四人が次に向かったアトラクションは、メリーカップ。
「よぉーし、いっぱい回すけんね」
彩はこの乗り物の中央付近に設置されているハンドルに手をかけ、力いっぱい回してみた。
「あっ、あやちゃん、回し過ぎだって。私、外に飛ばされそう」
「彩ちゃん、遠心力効かせ過ぎよ」
「ほうか? まだまだもっと速く出来るけどな。ワタシは、まだ物足りんじょ」
「うちも平気なんやけど、由巳と麻衣が限界みたいやから、もうやめてあげてな」
千花は、気分がハイになっている彩に軽く注意しておいた。
「わっ、私、まだ目がペロペロキャンディーみたいになってるよ」
「わたしも。地面がゆらゆらしてる。気分悪い」
「ユーミン、マイ、ほんま、ごめんな」
下りた後、彩は二人にきちんと謝罪しておいた。
「あっ! あそこ見てみぃ、山ノ内先生がおるよ。なんでこんな所に? 一人で乗って楽しんではるし」
千花は、先ほど四人が乗っていたメリーカップの所に彼がいるのに気づいた。
「こんな所で偽物理に出会うなんて、ムードぶち壊しね」
麻衣はため息をついた。
「ぃよう! おまえさんら、さっきごっつい回転させとったじゃろ?」
山ノ内先生は、すでに四人がいるのに気付いていたようだ。彼はバンザイのポーズをとり、立ち上がって叫びかけた。

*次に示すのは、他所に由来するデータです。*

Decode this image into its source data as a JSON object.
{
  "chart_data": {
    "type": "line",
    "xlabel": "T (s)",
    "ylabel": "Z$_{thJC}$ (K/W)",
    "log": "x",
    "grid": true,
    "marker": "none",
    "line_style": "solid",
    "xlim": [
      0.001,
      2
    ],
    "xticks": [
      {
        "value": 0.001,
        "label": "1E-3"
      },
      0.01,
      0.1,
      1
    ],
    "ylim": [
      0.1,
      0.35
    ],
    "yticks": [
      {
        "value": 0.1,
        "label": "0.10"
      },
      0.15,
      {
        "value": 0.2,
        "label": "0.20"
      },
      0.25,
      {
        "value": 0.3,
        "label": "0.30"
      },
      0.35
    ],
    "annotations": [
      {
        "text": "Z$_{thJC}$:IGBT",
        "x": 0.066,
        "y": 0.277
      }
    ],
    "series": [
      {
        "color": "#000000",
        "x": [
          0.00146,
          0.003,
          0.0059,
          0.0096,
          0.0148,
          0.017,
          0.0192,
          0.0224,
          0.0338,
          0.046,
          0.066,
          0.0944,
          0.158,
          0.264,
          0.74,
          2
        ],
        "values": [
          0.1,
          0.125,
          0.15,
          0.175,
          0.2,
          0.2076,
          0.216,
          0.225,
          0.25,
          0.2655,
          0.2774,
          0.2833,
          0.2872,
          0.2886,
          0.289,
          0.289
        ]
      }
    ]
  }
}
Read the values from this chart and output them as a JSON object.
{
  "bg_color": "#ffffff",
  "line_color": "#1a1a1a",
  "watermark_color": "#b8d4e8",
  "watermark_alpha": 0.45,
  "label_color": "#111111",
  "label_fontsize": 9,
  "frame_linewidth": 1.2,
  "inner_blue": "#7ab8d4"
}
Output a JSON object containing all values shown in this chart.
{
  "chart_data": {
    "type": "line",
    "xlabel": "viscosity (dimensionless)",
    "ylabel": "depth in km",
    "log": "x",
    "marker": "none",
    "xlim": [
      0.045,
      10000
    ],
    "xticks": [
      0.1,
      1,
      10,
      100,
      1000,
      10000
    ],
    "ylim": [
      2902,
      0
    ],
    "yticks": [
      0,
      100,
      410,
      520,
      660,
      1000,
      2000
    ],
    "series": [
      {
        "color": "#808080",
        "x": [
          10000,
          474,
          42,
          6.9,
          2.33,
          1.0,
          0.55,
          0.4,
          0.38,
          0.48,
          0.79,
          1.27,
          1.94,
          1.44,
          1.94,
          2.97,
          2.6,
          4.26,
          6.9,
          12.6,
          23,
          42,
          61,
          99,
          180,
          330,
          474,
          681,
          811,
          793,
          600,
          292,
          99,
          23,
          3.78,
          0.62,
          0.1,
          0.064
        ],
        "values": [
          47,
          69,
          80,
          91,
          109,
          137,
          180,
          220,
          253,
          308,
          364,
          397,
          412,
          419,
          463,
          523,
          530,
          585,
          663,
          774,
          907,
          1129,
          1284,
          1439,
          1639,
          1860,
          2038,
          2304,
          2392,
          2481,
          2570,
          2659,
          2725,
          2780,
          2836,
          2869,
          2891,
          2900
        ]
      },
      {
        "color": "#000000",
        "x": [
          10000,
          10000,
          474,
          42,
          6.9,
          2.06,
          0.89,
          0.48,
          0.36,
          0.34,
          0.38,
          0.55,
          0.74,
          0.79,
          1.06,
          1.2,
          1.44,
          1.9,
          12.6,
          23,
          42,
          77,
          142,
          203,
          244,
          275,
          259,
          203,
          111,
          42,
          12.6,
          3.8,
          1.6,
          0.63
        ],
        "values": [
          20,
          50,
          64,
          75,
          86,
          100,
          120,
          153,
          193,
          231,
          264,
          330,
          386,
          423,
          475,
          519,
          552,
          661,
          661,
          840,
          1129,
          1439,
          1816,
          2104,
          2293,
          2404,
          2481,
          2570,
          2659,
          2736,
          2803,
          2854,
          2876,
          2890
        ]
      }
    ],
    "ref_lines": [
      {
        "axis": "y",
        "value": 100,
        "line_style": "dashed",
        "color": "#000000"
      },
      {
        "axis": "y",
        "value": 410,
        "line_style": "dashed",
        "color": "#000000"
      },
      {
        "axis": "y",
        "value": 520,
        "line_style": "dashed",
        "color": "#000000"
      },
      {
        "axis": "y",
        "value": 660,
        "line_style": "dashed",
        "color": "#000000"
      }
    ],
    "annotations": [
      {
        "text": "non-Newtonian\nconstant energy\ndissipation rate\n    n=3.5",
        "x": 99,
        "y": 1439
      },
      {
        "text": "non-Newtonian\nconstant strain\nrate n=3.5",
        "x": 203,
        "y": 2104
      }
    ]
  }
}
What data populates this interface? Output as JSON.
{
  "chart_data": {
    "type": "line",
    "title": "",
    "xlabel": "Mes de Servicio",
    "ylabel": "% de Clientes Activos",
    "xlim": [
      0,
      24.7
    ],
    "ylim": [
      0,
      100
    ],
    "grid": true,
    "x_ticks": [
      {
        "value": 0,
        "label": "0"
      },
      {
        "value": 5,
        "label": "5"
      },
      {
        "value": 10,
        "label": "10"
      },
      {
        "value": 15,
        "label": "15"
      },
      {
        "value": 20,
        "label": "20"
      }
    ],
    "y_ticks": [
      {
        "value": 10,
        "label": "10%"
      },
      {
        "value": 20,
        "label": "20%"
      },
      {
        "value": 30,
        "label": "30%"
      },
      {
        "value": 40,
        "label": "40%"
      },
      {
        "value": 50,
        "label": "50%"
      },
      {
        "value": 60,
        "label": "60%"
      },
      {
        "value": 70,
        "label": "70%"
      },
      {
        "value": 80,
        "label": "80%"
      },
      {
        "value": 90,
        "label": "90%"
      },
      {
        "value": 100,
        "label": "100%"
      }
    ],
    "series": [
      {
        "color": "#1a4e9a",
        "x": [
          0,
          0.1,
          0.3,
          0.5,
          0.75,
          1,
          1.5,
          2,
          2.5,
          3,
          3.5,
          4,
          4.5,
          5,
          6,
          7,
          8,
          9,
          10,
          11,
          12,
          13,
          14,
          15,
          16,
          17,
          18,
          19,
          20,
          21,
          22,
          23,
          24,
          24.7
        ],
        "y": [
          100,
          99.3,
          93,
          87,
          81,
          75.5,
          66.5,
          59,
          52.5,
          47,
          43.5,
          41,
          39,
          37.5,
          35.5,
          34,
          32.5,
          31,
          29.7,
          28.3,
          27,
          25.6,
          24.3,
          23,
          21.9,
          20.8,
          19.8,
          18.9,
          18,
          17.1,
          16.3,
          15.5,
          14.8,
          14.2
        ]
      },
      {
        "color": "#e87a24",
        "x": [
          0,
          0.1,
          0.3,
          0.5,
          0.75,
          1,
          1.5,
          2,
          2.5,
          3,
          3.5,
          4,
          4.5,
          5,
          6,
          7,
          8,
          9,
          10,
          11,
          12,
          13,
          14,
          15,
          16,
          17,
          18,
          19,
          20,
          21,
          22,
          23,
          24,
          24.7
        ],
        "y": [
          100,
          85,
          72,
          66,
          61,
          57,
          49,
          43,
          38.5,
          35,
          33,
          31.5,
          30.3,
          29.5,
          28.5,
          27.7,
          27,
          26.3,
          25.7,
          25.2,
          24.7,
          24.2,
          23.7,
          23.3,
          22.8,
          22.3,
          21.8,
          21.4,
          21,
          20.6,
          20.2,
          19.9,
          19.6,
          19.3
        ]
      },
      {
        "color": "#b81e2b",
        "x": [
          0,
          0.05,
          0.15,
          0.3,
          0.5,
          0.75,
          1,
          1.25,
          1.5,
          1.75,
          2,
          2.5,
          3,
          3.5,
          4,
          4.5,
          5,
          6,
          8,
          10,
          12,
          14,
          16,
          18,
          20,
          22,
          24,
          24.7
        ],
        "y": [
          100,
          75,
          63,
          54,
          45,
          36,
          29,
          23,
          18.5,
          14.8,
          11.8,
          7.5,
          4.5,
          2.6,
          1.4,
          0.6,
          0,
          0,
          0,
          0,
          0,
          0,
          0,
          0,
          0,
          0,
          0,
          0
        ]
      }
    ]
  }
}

「なあなあジャマノウチー、男一人で遊園地、しかもメリーカップなんかに乗ってて虚しくならないの? よかったらワタシが遊んであげるよ」
「ええがのう美馬よ、そんな心配してくれんでも。遊園地は物理学の実験室じゃけぇ。ワシみたいな中年男一人で行っても全然問題ないんじゃ。ここなんかは園内でサンバの姉ちゃんようけ見かけるけぇごっつい楽しいし。ワシな、今遠心力の実演しよる。しっかり見ててよ。おまえさんらよりも、もっとはよう回転させたる!」
山ノ内先生の乗ったメリーカップはみるみるうちにどんどん回転速度を増していった。
「あーっ、やりすぎてもうたーっ。目がぐるぐる回る、回る。ワシ、今、扇風機の羽になってもとるのう。遠心力Fっていうのは質量mかける速度vの二乗、割ることの半径rで表されますじゃろ? つまり、回転速度が速ければ速いほど、この遊園地のメリーカップみたいに半径が小さいもんほど遠心力は強くなっていくわけじゃ。地球みたいにとてつもなくでっかいもんが自転するさいも、もちろん遠心力は働いとるけどな、ごっつい小さいけんのう。高校物理の範囲内では0として考えてもらってけっこうじゃ。回るアホウに見るアホウ、同じアホなら回らにゃソンソン♪……」
山ノ内先生は自身が回転しながらも大声で熱弁を振るう。
「「「「……」」」」
四人はそんな彼のことは赤の他人の振りをしておいてさっさとここから立ち去った。
お昼ごはんを食べたあと、メリーゴーランドなど園内他のアトラクションを巡って、最後の締めくくりとしてレインボーワープと呼ばれる大観覧車に乗ることにした。最高地点では地上からの高さがなんと二百二十二メートルにまで達する、超目玉アトラクションだ。
「わーい。いい眺めーっ」
「瀬戸内海は絵になるよな。背景描写の参考にしよう」
由巳と千花は大はしゃぎで窓から下を見下ろす。
「夕焼けがとってもきれいね。等速円運動のお勉強にもなるし、観覧車って最高」
麻衣が一番行きたがっていたアトラクションでもあった。
「やっぱユーミン、ここも平気なんじゃね」
「そうだよ。橋の上を歩くことだけが苦手なんだ」
由巳はにこにこしながら答える。
あっという間に過ぎた今日一日。ジャンボ野菜コンテストでいただいた賞金もほとんど使い果たしてしまったらしい。